Using her "puppy-dog eyes," 12-year old Emily Delsali convinced her parents to travel over two hours from Connecticut to see her favorite author, said her mom, Beverly Delsali. Emily said she wants to be a writer, too. And what does she want to write?
"Fantasy, like Tamora Pierce," she said.
Fantastical future
Pierce said she has noticed a shift in her readership in recent years. Her newer "Tricksters" series in particular attracts older teen readers. In general, older readers are starting to take a second look at teen fantasy, which is experiencing a "golden age," she told The Herald. "There's a lot of good reading there."
She attributed the demographic shift to the popularity of Harry Potter as well as the fact that older readers find "less gratuitous sex and violence" in young adult books. She added that young adult books tend to be better edited since editors have lighter loads and have to answer to teachers who want well-written examples for their students.
Pierce currently has multiple book contracts on her to-do list. Her next book published will be "Mastiff," which she read from at the Bookstore, followed by a short-story collection.
She has a few other series to wrap up before she starts on a new one, which will focus on Numair, she said.

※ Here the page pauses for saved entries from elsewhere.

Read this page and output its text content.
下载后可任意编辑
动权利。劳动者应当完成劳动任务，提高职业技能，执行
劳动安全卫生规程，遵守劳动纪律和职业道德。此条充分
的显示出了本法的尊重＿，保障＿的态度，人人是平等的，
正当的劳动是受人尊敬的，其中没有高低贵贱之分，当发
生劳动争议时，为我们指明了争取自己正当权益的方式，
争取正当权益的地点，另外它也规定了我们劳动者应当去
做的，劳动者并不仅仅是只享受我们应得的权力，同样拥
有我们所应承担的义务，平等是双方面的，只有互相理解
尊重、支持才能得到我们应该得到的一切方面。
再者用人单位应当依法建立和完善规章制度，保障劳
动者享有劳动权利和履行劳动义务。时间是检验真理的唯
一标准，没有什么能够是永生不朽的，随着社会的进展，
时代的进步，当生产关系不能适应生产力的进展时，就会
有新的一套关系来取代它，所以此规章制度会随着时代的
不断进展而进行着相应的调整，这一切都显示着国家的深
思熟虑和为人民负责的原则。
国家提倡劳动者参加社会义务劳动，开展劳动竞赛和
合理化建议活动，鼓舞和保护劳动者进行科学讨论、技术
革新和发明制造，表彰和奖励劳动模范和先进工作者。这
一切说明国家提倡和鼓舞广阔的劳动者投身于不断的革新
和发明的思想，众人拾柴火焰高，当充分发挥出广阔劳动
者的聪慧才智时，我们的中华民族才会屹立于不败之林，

Pierce said she is always curious to find out what will happen to her characters in the future. She spoke about these characters like old friends, saying, for example, that she is "really looking forward to working with Tris again."
When one student at the lecture asked her how it feel
s to write a character's death, she responded, "It hurts."
Beyond character curiosity, Pierce revealed another motivation for her writing at the book-reading.
"If I inspire other people to write," she said, "I ensure that I never run out of stuff to read."